Tuesday, October 25, 2011

Legislative Study Reviews Shared Parenting from Conception

OKLAHOMA CITY – State Rep. Anastasia A. Pittman said today’s legislative study on shared parenting from conception examined how Oklahoma child protection statutes can be expanded to provide paternal support for infants in utero.
“Oklahoma law defines an ‘unborn child’ as a human from fertilization until birth,” said Pittman, D-Oklahoma City. “Our law also makes anyone who injures an unborn child knowingly to be guilty of a felony. Given those precedents, it seems only logical that we would expect some degree of paternal responsibility and aid from the moment of conception. For the first nine months, many unintended and out-of-wedlock pregnancies become the shared responsibility of the mother and our government. It is only after the child is born that the state ramps up efforts to establish paternity and initiate child support collections. Today, we looked at how we can ensure shared parenting takes place from the moment an unborn child is created.”
The study showed that paternity can be established in the 14th week of pregnancy in a non-invasive procedure using prenatal fetal DNA present in the mother’s plasma. Invasive procedures such as amniocentesis cost almost twice as much as the fetal DNA test, which is 99 percent accurate in determining whether a man is or is not the father of an unborn child.
Teen childbearing in Oklahoma cost taxpayers at least $190 million in 2008, according to the National Campaign to Prevent Teen & Unplanned Pregnancy. Meanwhile, student teen moms and their children are receiving less aid. For example, the Emerson Alternative High School Early Head Start clinic, which had helped teen mothers for 30 years, was forced to close due to a $141,000 funding cut as part of legislative efforts to balance the state budget.
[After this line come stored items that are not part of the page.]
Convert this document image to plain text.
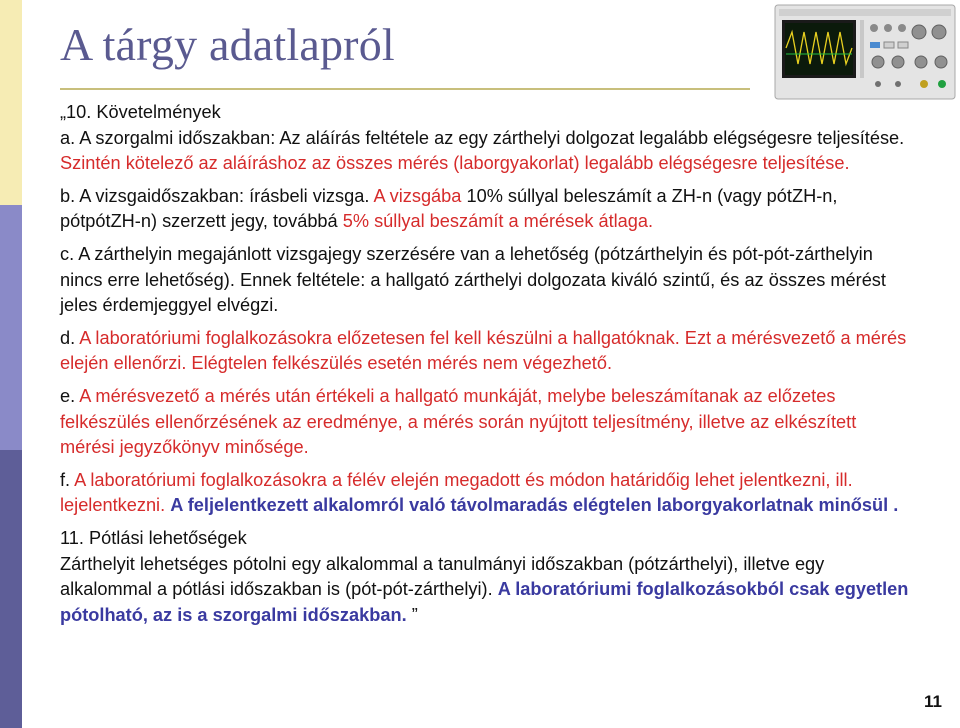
A tárgy adatlapról

„10. Követelmények

a. A szorgalmi időszakban: Az aláírás feltétele az egy zárthelyi dolgozat legalább elégségesre teljesítése. Szintén kötelező az aláíráshoz az összes mérés (laborgyakorlat) legalább elégségesre teljesítése.

b. A vizsgaidőszakban: írásbeli vizsga. A vizsgába 10% súllyal beleszámít a ZH-n (vagy pótZH-n, pótpótZH-n) szerzett jegy, továbbá 5% súllyal beszámít a mérések átlaga.

c. A zárthelyin megajánlott vizsgajegy szerzésére van a lehetőség (pótzárthelyin és pót-pót-zárthelyin nincs erre lehetőség). Ennek feltétele: a hallgató zárthelyi dolgozata kiváló szintű, és az összes mérést jeles érdemjeggyel elvégzi.

d. A laboratóriumi foglalkozásokra előzetesen fel kell készülni a hallgatóknak. Ezt a mérésvezető a mérés elején ellenőrzi. Elégtelen felkészülés esetén mérés nem végezhető.

e. A mérésvezető a mérés után értékeli a hallgató munkáját, melybe beleszámítanak az előzetes felkészülés ellenőrzésének az eredménye, a mérés során nyújtott teljesítmény, illetve az elkészített mérési jegyzőkönyv minősége.

f. A laboratóriumi foglalkozásokra a félév elején megadott és módon határidőig lehet jelentkezni, ill. lejelentkezni. A feljelentkezett alkalomról való távolmaradás elégtelen laborgyakorlatnak minősül .

11. Pótlási lehetőségek

Zárthelyit lehetséges pótolni egy alkalommal a tanulmányi időszakban (pótzárthelyi), illetve egy alkalommal a pótlási időszakban is (pót-pót-zárthelyi). A laboratóriumi foglalkozásokból csak egyetlen pótolható, az is a szorgalmi időszakban. ”

11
Oklahoma is among the states with the highest teen birth rates, according to 2009 data from the Centers for Disease Control and Prevention’s Vital Signs report. Meanwhile, budget cuts have led to higher co-payments and reduced eligibility for child-care subsidies through the Oklahoma Department of Human Services.
“The emotional burden born by expectant mothers is really incalculable when dads don’t step up right away,” Pittman said. “With fewer services available to teen moms, it is critical that fathers share parental responsibility from conception. Deadbeat dads cost the state of Oklahoma and single mothers to cover prenatal and postpartum costs. By strengthening our child neglect-and-abuse laws and mandating shared parenting from conception, we will not just save tax dollars, but we will also ease the burden on mothers and possibly save the life of the unborn child.”